既往研究探讨了CD10表达在儿童急性淋巴细胞白血病(ALL)中的预后意义,并表明其与更有利的预后相关。本研究旨在评估CD10表达在大量ALL患者中的独立意义。
我们回顾了2038例急性淋巴细胞白血病(ALL)患儿中CD10表达的独立临床相关性,这些患儿连续纳入了意大利儿科血液学和肿瘤学协会的4项连续试验(即AIEOP研究82、87、88、91);1142例为男性,896例为女性,诊断时年龄在1至14岁之间。在整个队列中,1471例患儿(72.2%)被定义为标准风险,567例(27.8%)为高风险。
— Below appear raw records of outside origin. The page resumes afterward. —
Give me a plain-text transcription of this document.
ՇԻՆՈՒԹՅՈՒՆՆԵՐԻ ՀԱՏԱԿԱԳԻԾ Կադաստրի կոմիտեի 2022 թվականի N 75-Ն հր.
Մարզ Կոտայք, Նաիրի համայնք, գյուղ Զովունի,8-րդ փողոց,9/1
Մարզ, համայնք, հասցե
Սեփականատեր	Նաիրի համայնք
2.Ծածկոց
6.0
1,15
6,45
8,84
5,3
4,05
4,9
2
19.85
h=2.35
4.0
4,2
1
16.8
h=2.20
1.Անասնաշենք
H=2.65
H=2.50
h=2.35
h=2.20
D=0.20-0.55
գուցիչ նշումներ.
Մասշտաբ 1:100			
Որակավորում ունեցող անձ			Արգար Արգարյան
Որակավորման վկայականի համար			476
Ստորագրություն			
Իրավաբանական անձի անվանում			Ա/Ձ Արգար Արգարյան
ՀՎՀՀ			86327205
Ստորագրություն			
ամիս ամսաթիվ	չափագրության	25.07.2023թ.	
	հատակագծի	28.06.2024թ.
在1784例B系ALL患者中的1706例(95.6%)和254例T细胞ALL患者中的46例(18.1%)的原始细胞中检测到CD10。在B系亚组中,CD10表达与年龄<9岁和纳入标准风险类别等表现特征相关。在T系ALL中,CD10阳性和阴性病例之间在表现特征方面未发现显著差异,但前者组中FAB L2除外。我们比较了T-ALL或B系ALL患者中CD10阳性、总体及各研究的无事件生存率(EFS)。T-ALL患者的预后比B系ALL患者差(5年和10年EFS:分别为46.8%对68.5%和44.5%对63.7%,p = 0.0001)。在B系亚组的多因素分析中,较差的EFS与男性、较高的白细胞计数(≥20×10⁹/L)、年龄>9岁相关。在T系亚组中,只有白细胞计数≥20×10⁹/L和年龄>9岁是与较差EFS相关的参数。最后,我们比较了分为高风险或标准风险且根据CD10阳性和阴性表达的四组患者的EFS率。高风险患者在CD10阴性组和CD10阳性组中的预后均在统计学上比标准风险患者差(分别为42%对50.7%和63.6%对66.8%)。
CD10表达在B-ALL患者的较大亚组或T细胞ALL中均无独立的预后意义。